2010年(平成22年)6月27日(日曜日)高知新聞掲載分
ピーマン部会で実績
平成14園芸年度には2戸の農家が先行し、平成17園芸年度より部会全戸でエコシステム栽培に取り組むJAとさしのピーマン部会。2008年2月には、その技術の改革と発展が認められ「第37回日本農業賞」特別賞を受賞した。

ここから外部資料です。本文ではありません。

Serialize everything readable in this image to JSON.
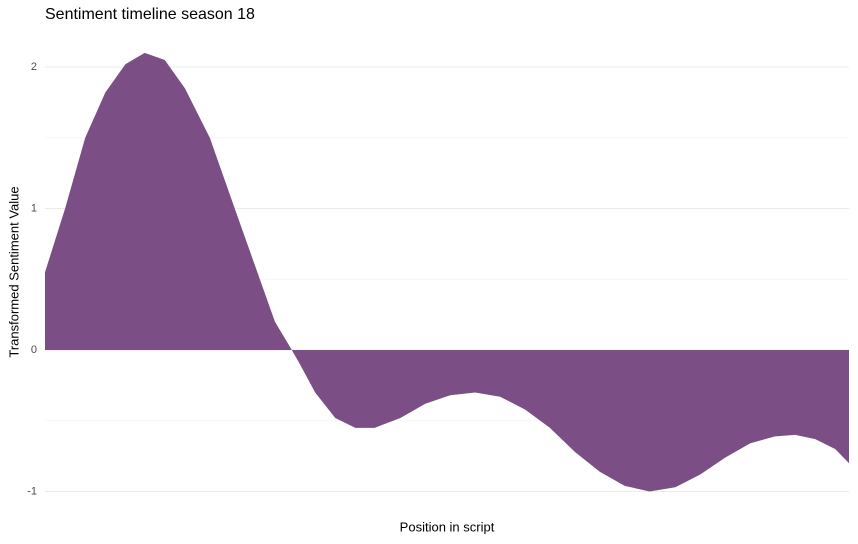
{
  "chart_data": {
    "type": "area",
    "title": "Sentiment timeline season 18",
    "x_label": "Position in script",
    "y_label": "Transformed Sentiment Value",
    "x": [
      0,
      2.5,
      5,
      7.5,
      10,
      12.4,
      14.9,
      17.4,
      20.5,
      23.6,
      26.1,
      28.6,
      30.5,
      31.7,
      33.6,
      36.1,
      38.6,
      41.0,
      44.2,
      47.3,
      50.4,
      53.5,
      56.6,
      59.7,
      62.8,
      65.9,
      69.0,
      72.1,
      75.2,
      78.4,
      81.5,
      84.6,
      87.7,
      90.8,
      93.3,
      95.8,
      98.3,
      100
    ],
    "values": [
      0.55,
      1.0,
      1.5,
      1.82,
      2.02,
      2.1,
      2.05,
      1.85,
      1.5,
      1.0,
      0.6,
      0.2,
      0.02,
      -0.1,
      -0.3,
      -0.48,
      -0.55,
      -0.55,
      -0.48,
      -0.38,
      -0.32,
      -0.3,
      -0.33,
      -0.42,
      -0.55,
      -0.72,
      -0.86,
      -0.96,
      -1.0,
      -0.97,
      -0.88,
      -0.76,
      -0.66,
      -0.61,
      -0.6,
      -0.63,
      -0.7,
      -0.8
    ],
    "color": "#7b4f86",
    "xlim": [
      0,
      100
    ],
    "ylim": [
      -1.05,
      2.15
    ],
    "yticks": [
      -1,
      0,
      1,
      2
    ],
    "grid": true
  }
}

ピーマン栽培を始めて10年、天敵昆虫の導入に苦心を重ねた同部会副部長の池田秀仁さん(44)は「農薬の使用が格段に減り、土が元気になった」と話す。元気な土に育つピーマンは、病気になりにくく、天敵昆虫の働きで小さく軟らかい時期に虫の被害に遭うことが少ないので外観も見事。当初、農業先進国であるオランダ生まれの天敵昆虫を何度も試したが、気候風土の違いからかなかなか定着せず苦労した。後に、地元にいる土着天敵を発見し、捕獲して活用するようになった。その結果、ハウスの周りに従来の生態系が戻ってきたという。池田さんのほ場には天敵昆虫を繁殖させる温存ハウスがあり、捕食性の高い働き者の益虫が育っている。
「ここはのどかで自然豊かな土地。虫も人も元気に過ごせるところです」。環境保全型農業の実践が、県の農業、環境を守っている。
環境への配慮が、すなわち安全な食、人の健康へとつながる大きな取り組み。エコシステム栽培で育てられた野菜は、トンボをデザインしたマークをつけて出荷されている。県園芸連としては、県内外に付加価値の高い商品として認知を広めたい意向だ。